Typisch für das Demokratieverständis im deutschen Links-Einparteienbündnis, vor allem in der Sozialdemokratie von heute: Wenn ein Landesverband – oder eine Landtagsfraktion – eine abweichende Eigenmeinung vom gleichgeschalteten Kurs aller anderen Länder verfolgt, muss sie mit allen Mitteln auf Kurs gebracht werden. So fordert die SPD im Streit um die Erhöhung des Rundfunkbeitrags in Sachsen-Anhalt nun ein „Machtwort“ der Parteivorsitzenden Annegret Kramp-Karrenbauer.

Weil sich Sachsen-Anhalts CDU nach wie vor dem geplanten Staatsvertrag mit der darin vorgesehenen Erhöhung des Rundfunkbeitrages verschließt und – anders als die übrigens Regierungsfraktionen von SPD und Grünen sowie ihr eigener Ministerpräsident Reiner Haseloff – die Zustimmung zu verweigern gedenkt, soll nun „Bundeszwang“ ausgeübt werden und die innerparteiliche Blockflöten-Unterwürfigkeit sichergestellt werden. So wie man dies seit der „rückgängig gemachten“ Wahl Thomas Emmerichs im Thüringer Landtag zum Ministerpräsidenten Anfang Februar im Staate Merkel gewohnt ist, soll diesmal wiederum in Berlin dafür gesorgt werden, dass der Föderalismus einmal mehr mit Füßen getreten wird – und die zum Inkrafttreten des Staatsvertrages notwendige Einstimmigkeit aller Länder gewahrt bleibt. Das fordert die SPD.

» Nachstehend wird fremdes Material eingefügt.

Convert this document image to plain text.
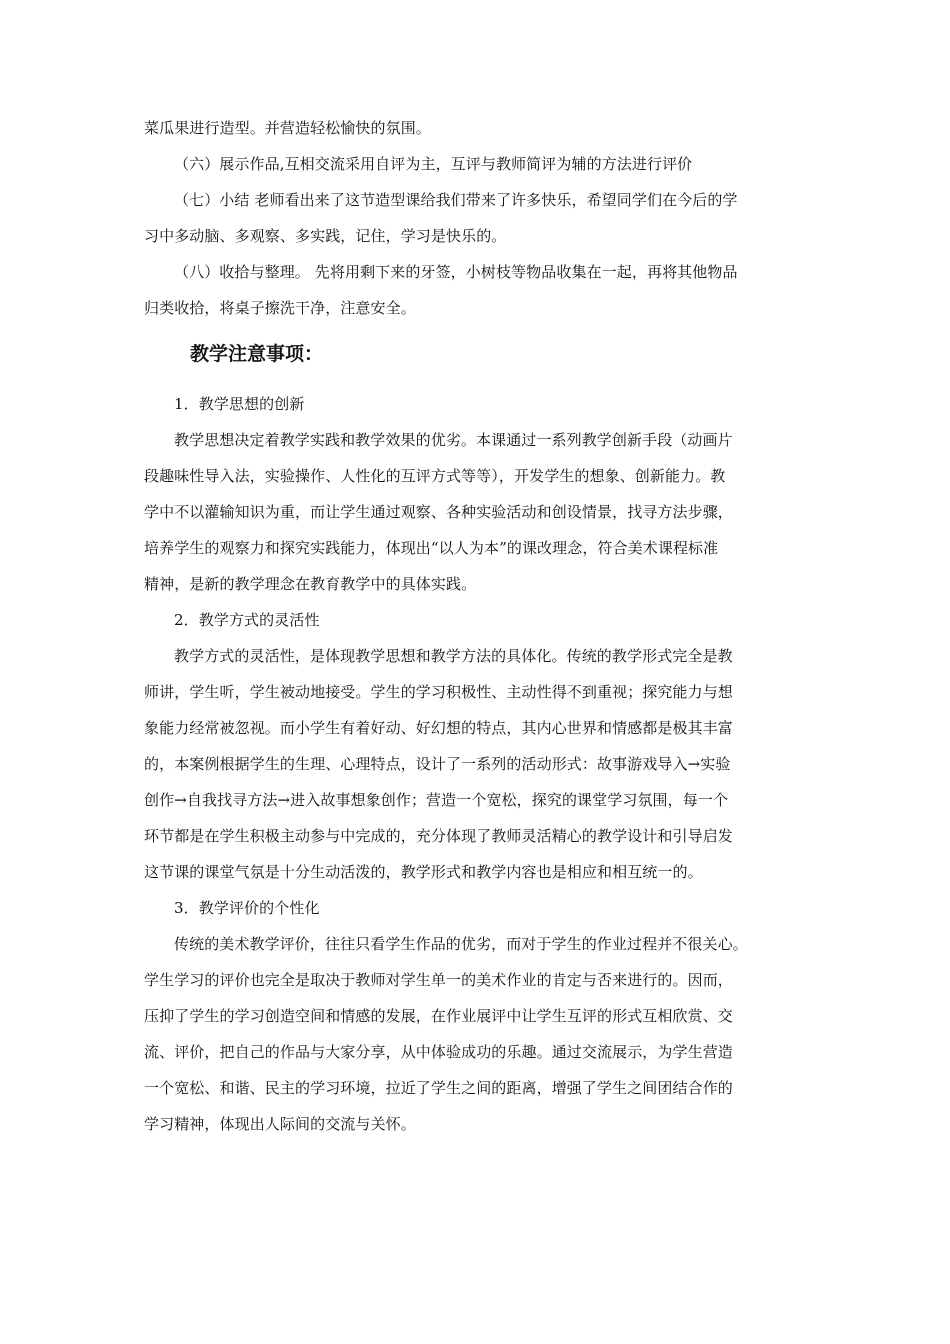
菜瓜果进行造型。并营造轻松愉快的氛围。

（六）展示作品,互相交流采用自评为主，互评与教师简评为辅的方法进行评价

（七）小结 老师看出来了这节造型课给我们带来了许多快乐，希望同学们在今后的学

习中多动脑、多观察、多实践，记住，学习是快乐的。

（八）收拾与整理。 先将用剩下来的牙签，小树枝等物品收集在一起，再将其他物品

归类收拾，将桌子擦洗干净，注意安全。

教学注意事项：

1．教学思想的创新

教学思想决定着教学实践和教学效果的优劣。本课通过一系列教学创新手段（动画片

段趣味性导入法，实验操作、人性化的互评方式等等），开发学生的想象、创新能力。教

学中不以灌输知识为重，而让学生通过观察、各种实验活动和创设情景，找寻方法步骤，

培养学生的观察力和探究实践能力，体现出“以人为本”的课改理念，符合美术课程标准

精神，是新的教学理念在教育教学中的具体实践。

2．教学方式的灵活性

教学方式的灵活性，是体现教学思想和教学方法的具体化。传统的教学形式完全是教

师讲，学生听，学生被动地接受。学生的学习积极性、主动性得不到重视；探究能力与想

象能力经常被忽视。而小学生有着好动、好幻想的特点，其内心世界和情感都是极其丰富

的，本案例根据学生的生理、心理特点，设计了一系列的活动形式：故事游戏导入→实验

创作→自我找寻方法→进入故事想象创作；营造一个宽松，探究的课堂学习氛围，每一个

环节都是在学生积极主动参与中完成的，充分体现了教师灵活精心的教学设计和引导启发

这节课的课堂气氛是十分生动活泼的，教学形式和教学内容也是相应和相互统一的。

3．教学评价的个性化

传统的美术教学评价，往往只看学生作品的优劣，而对于学生的作业过程并不很关心。

学生学习的评价也完全是取决于教师对学生单一的美术作业的肯定与否来进行的。因而，

压抑了学生的学习创造空间和情感的发展，在作业展评中让学生互评的形式互相欣赏、交

流、评价，把自己的作品与大家分享，从中体验成功的乐趣。通过交流展示，为学生营造

一个宽松、和谐、民主的学习环境，拉近了学生之间的距离，增强了学生之间团结合作的

学习精神，体现出人际间的交流与关怀。
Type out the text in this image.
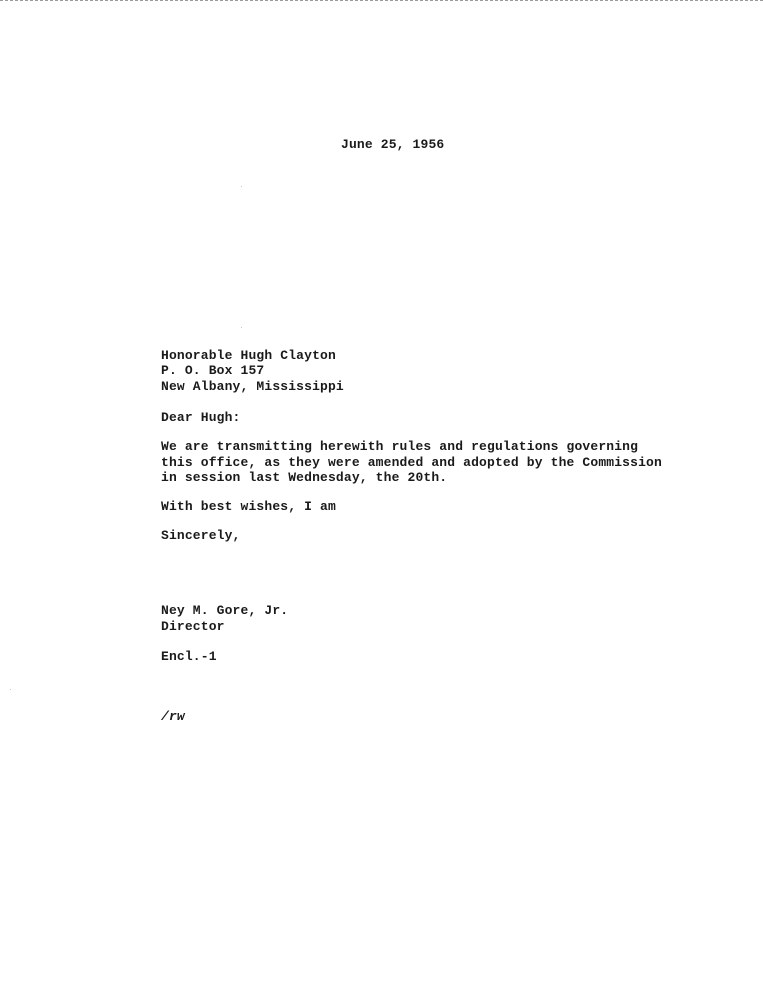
June 25, 1956
Honorable Hugh Clayton
P. O. Box 157
New Albany, Mississippi
Dear Hugh:
We are transmitting herewith rules and regulations governing
this office, as they were amended and adopted by the Commission
in session last Wednesday, the 20th.
With best wishes, I am
Sincerely,
Ney M. Gore, Jr.
Director
Encl.-1
/rw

Hauptgrund dafür, dass die SPD nun ihrer Vorstellung von „gelenkter Demokratie“ einmal wieder Nachdruck verleiht, ist das Totschlagargument, die CDU-Fraktion im Magdeburger Landtag würde andernfalls ja gemeinsam mit der AfD abstimmen – die ebenfalls gegen die Rundfunkgebührenerhöhung stimmt. Der Parlamentarische Geschäftsführer der SPD-Fraktion, Carsten Schneider, meint daher, nun müsse die Noch-CDU-Vorsitzende „dafür sorgen, dass die Union in keiner Weise mit der AfD zusammenarbeitet“. Eine solche weder im Grundgesetz noch in der Sachsen-Anhaltinischen Landesverfassung vorgesehene Einflussnahme durch den Bundesvorstand einer Partei verwundert dann auch nicht weiter –  in einer zunehmend zur Farce gewordenen Schein-Demokratie, wie in dieser von linken Funktionären gekaperten Bundesrepublik. (DM)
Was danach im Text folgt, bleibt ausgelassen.